Acho que essa parte merece um pequeno destaque: você não precisa necessariamente dos melhores modelos para todas as tarefas. Prova disso é que o mercado tem se guiado para situações assim. Não sei quando você está lendo esse post, mas temos situações de ferramentas que usam provedores de IA recomendando combinações de modelos mais caros e mais baratos para realizar certas tarefas. Temos situações falando em usar Claude Fable 5 + Claude Sonnet 5, por exemplo. Geralmente, um planejador forte e um executor mais barato. Ou até modelos relativamente mais caros como Claude Fable 5 planejando + GPT 5.6 Sol executando, por ser justamente mais barato, ainda que seja considerado caro em geral. Do nosso ponto de vista de consumidores, modelos ainda mais baratos que esses que citei estimulam concorrência, e isso se converte em incentivo a preços melhores para nós.

5

A rotação Hadamard (ou transformada de Walsh-Hadamard) é uma transformada ortogonal que pertence à mesma família da transformada de Fourier, mas que decompõe sinais em funções de Walsh (ondas quadradas) em vez de senos e cossenos. Ela também é uma das operações mais fundamentais em computação quântica: o "Hadamard gate" cria superposição de estados quânticos (lembro há muito tempo de ver isso como conceito formal numa linguagem de programação para computadores quânticos chamada QCL). No contexto do KV cache, essa rotação serve pra suprimir outliers que destroem a qualidade da quantização. Ao "espalhar" esses valores entre as dimensões, a distribuição fica mais uniforme (gaussiana), permitindo que a quantização em Q4_0 perca muito menos qualidade.

6

De forma didática, o memory pinning é uma forma de o backend "morder" um pedaço da sua RAM e deixá-lo alocado apenas para que a GPU possa acessá-lo. E aqui tem uma questão interessante que diferencia o ik do upstream: essa memória pinada é feita via função cudaMemAlloc e permite acesso direto via direct memory access (DMA). Ou seja, isso significa "cortar" o processador do processo de acessar essa memória.

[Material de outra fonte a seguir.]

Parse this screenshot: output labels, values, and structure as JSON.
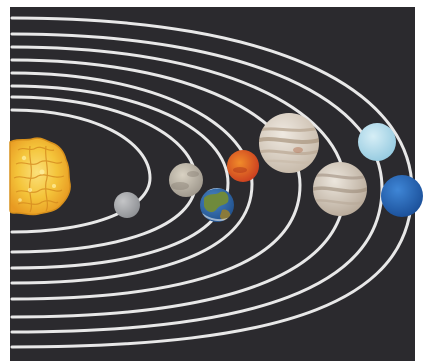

Desse jeito, o gargalo fica só no tráfego via barramento. Isso ainda gera muito gargalo, é claro, mas também torna o offload mais rápido por cortar o homem-do-meio. Aliás, DMA é uma coisa tão antiga na computação… quem diria que continua sendo extremamente útil até hoje.

7

Isso é o que normalmente chamamos de agentic coding. O modelo é treinado para ter "agência", o que geralmente implica fazer vários loops envolvendo chamar ferramentas, analisar a consequência do que fez e então produzir mais chamadas de ferramentas e resultados; e programação, é evidente por si.

8

Uma pequena ideia que pretendo explorar: Acredito que AgentWorld seja uma excelente ferramenta que você poderia configurar para que um agente faça um processo de ping-pong com ele, passando o estado inicial e passando as operações que ele pretende executar, antes de executá-las de fato.

9

Não é minha intenção aprofundar demais nesse tipo de modelo, mas em geral eles tendem a precisar de uma LLM "clássica" para servir de text encoder para a geração da imagem, LLM essa geralmente sendo um Qwen3-4B (uma geração atrás da família Qwen3.5). O que a ferramenta que criei faz é basicamente rodar o text encoder e/ou cada passo da difusão e descarregar o passo ou o modelo anterior. Também uso um tratamento para realizar um evict de modelos que estão carregados no meu llama-swap, então ele se adapta muito ao meu workflow. É uma ferramenta que funciona pra mim e com as minhas limitações.

10

Um ponto interessante: se a pessoa só precisa de um chat, a pessoa não precisa de uma assinatura cara de LLM. Talvez uma pessoa que só quer desabafar, consultar horóscopo ou saber notícias, só precisa de um Qwen 3.5 4B rodando através de uma interface web como Open WebUI (que na verdade já até faz muita coisa, como você pode ver até pelo meu post anterior), e uma configuração de ferramenta pra LLM conseguir chamar pesquisa no DuckDuckGo ou Google. Pense nisso caso alguém te peça acesso a LLMs para meramente conversar com elas.

11

Toda vez que você for pensar em "ensinar" algo ao agente, como dar a ele um manual de instruções resumido, é sinal de que você precisa criar uma skill.

12

A pronúncia é "Search Engine", ok?! "search enn-djinn".